Nevertheless, the epicenter of anti-abortion America remains the South, and as abortion access across the region disappears, that shift will have profound consequences. States with existing shortages in obstetricians (in South Carolina, for example, there was no practicing OB-GYN in 14 of 46 counties in August 2022) have seen a sharp drop in OB-GYN residency applicants — a 10.5% decrease in 2023 alone — that presages a possible future shortage in doctors. Other physicians are fleeing.

This exodus is not just an act of political resistance: It’s a reflection of doctors’ unwillingness to gamble their liberty on the interpretation of vaguely written laws backed up by harsh criminal sanctions. This physician shortage will almost certainly exacerbate what is already a dire situation for women in the South: six of the 10 highest maternal mortality rates are in Southern states.

And the pressures facing pregnant people are higher since Southern states combine harsh abortion bans and abysmal child welfare outcomes. According to the nonpartisan Annie Casey Foundation, eight of the 10 worst-performing states in terms of children’s well-being were found in the region.

Census data confirms this bleak picture of child welfare in the South: Three-quarters of Southern states had child poverty rates of at least 18%, compared to only one state in the Northeast and Midwest and two states in the West.

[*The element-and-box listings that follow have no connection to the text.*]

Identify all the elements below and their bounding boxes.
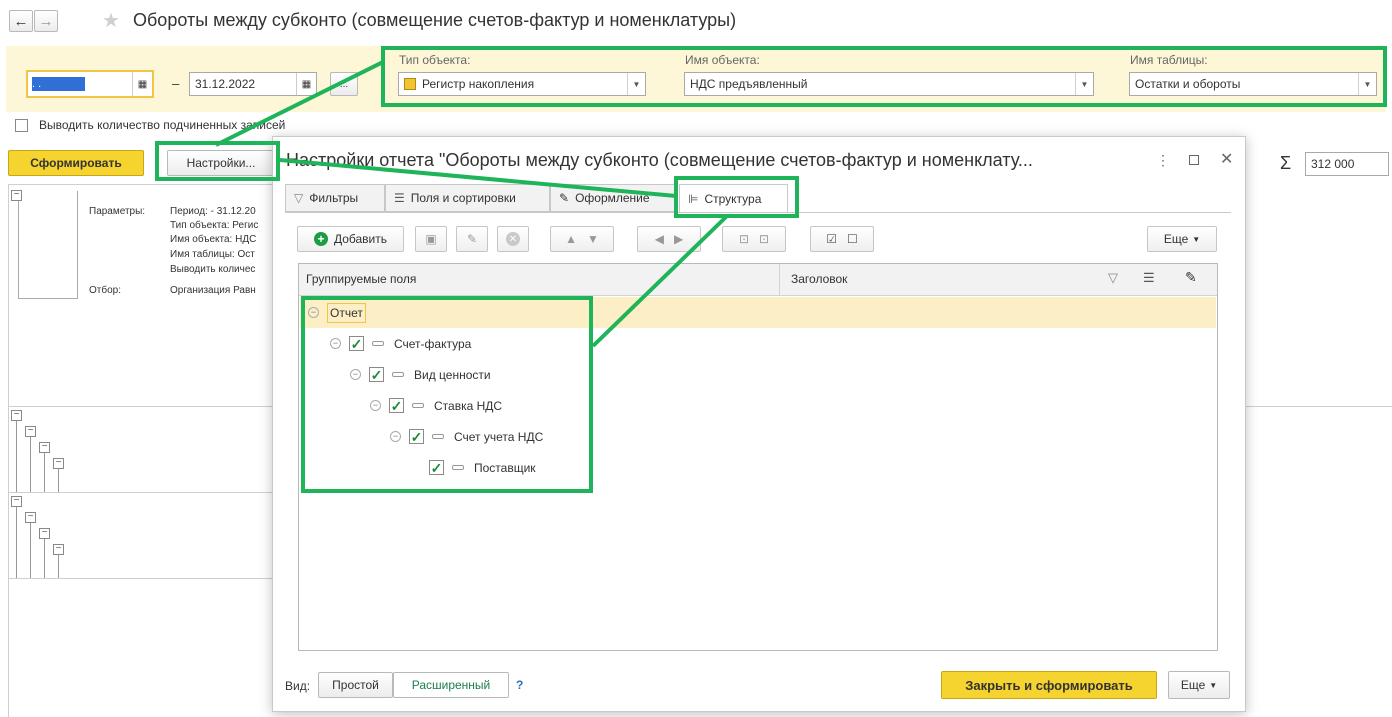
annotation-lines <box>215 60 729 348</box>
connector-line <box>215 60 384 147</box>
connector-line <box>279 158 677 198</box>
connector-line <box>591 214 729 348</box>
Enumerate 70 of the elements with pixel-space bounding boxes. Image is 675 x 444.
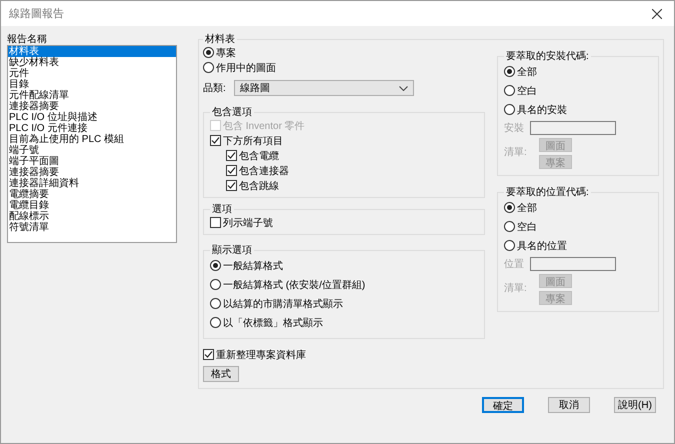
checkbox[interactable] <box>203 349 214 360</box>
radio-label: 一般結算格式 (依安裝/位置群組) <box>223 278 366 292</box>
checkbox-label: 下方所有項目 <box>223 134 283 148</box>
format-button[interactable]: 格式 <box>203 366 239 382</box>
dialog-button[interactable]: 說明(H) <box>614 397 656 413</box>
checkbox[interactable] <box>210 217 221 228</box>
report-list-item[interactable]: 材料表 <box>8 46 176 57</box>
text-field[interactable] <box>530 121 616 135</box>
radio-label: 全部 <box>517 202 537 214</box>
group-title: 顯示選項 <box>211 245 253 256</box>
radio-label: 具名的安裝 <box>517 104 567 116</box>
text-field[interactable] <box>530 257 616 271</box>
checkbox-label: 包含電纜 <box>239 150 279 162</box>
report-list-item[interactable]: 目錄 <box>8 79 176 90</box>
report-list-item[interactable]: 符號清單 <box>8 222 176 233</box>
radio-label: 專案 <box>216 46 236 60</box>
report-list-item[interactable]: 端子平面圖 <box>8 156 176 167</box>
report-list-item[interactable]: 目前為止使用的 PLC 模組 <box>8 134 176 145</box>
checkbox-label: 包含連接器 <box>239 164 289 178</box>
window-title: 線路圖報告 <box>9 6 64 21</box>
list-label: 清單: <box>504 146 527 159</box>
radio-button[interactable] <box>203 62 214 73</box>
checkbox[interactable] <box>210 135 221 146</box>
checkbox-label: 包含 Inventor 零件 <box>223 120 305 132</box>
dialog-button[interactable]: 確定 <box>482 397 524 413</box>
category-label: 品類: <box>203 82 226 95</box>
radio-button[interactable] <box>210 260 221 271</box>
checkbox-label: 重新整理專案資料庫 <box>216 348 306 362</box>
field-label: 安裝 <box>504 122 524 135</box>
report-list-item[interactable]: 連接器摘要 <box>8 167 176 178</box>
radio-label: 空白 <box>517 220 537 234</box>
report-list-item[interactable]: 連接器詳細資料 <box>8 178 176 189</box>
report-list-item[interactable]: PLC I/O 位址與描述 <box>8 112 176 123</box>
radio-label: 空白 <box>517 84 537 98</box>
radio-button[interactable] <box>210 317 221 328</box>
radio-label: 作用中的圖面 <box>216 62 276 74</box>
radio-button[interactable] <box>210 298 221 309</box>
checkbox[interactable] <box>226 165 237 176</box>
chevron-icon <box>398 86 408 90</box>
close-icon[interactable] <box>652 8 662 18</box>
radio-label: 以「依標籤」格式顯示 <box>223 316 323 330</box>
checkbox[interactable] <box>226 180 237 191</box>
report-list-item[interactable]: 元件 <box>8 68 176 79</box>
group-title: 選項 <box>211 204 233 215</box>
category-dropdown[interactable]: 線路圖 <box>234 80 414 96</box>
dialog-button[interactable]: 取消 <box>548 397 590 413</box>
report-list-item[interactable]: 缺少材料表 <box>8 57 176 68</box>
checkbox[interactable] <box>226 150 237 161</box>
list-label: 清單: <box>504 282 527 295</box>
radio-button[interactable] <box>203 47 214 58</box>
radio-label: 以結算的市購清單格式顯示 <box>223 298 343 310</box>
group-title: 材料表 <box>204 34 236 45</box>
report-list-item[interactable]: 元件配線清單 <box>8 90 176 101</box>
radio-label: 一般結算格式 <box>223 260 283 272</box>
report-list-item[interactable]: 電纜目錄 <box>8 200 176 211</box>
report-list-item[interactable]: 配線標示 <box>8 211 176 222</box>
report-list-item[interactable]: PLC I/O 元件連接 <box>8 123 176 134</box>
group-title: 要萃取的安裝代碼: <box>505 51 590 62</box>
report-list-item[interactable]: 端子號 <box>8 145 176 156</box>
report-list-item[interactable]: 連接器摘要 <box>8 101 176 112</box>
list-label: 報告名稱 <box>7 34 48 45</box>
checkbox-label: 列示端子號 <box>223 216 273 230</box>
report-list-item[interactable]: 電纜摘要 <box>8 189 176 200</box>
radio-label: 具名的位置 <box>517 240 567 252</box>
field-label: 位置 <box>504 258 524 271</box>
radio-label: 全部 <box>517 66 537 78</box>
group-title: 要萃取的位置代碼: <box>505 187 590 198</box>
checkbox-label: 包含跳線 <box>239 180 279 192</box>
radio-button[interactable] <box>210 279 221 290</box>
group-title: 包含選項 <box>211 107 253 118</box>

Get Our Free Weekly Newsletter

Southern states, which rarely have fully expanded Medicaid, pay low rates of minimum wage and rarely offer paid family leave, make it harder for women to raise the children they want while making it more dangerous to bring those children into the world.

Fights over reproduction will continue in the South: Work is under way on a ballot initiative that would restore abortion rights in Florida, and preliminary efforts on a similar strategy have started in Oklahoma.

Abortion may become a key election issue in state supreme court races. But for now, women seeking abortion or life-saving emergency care in a region that claims to be the most pro-life in the nation will often have to leave it. Whatever it means to be pro-life in America, it has to be more than that.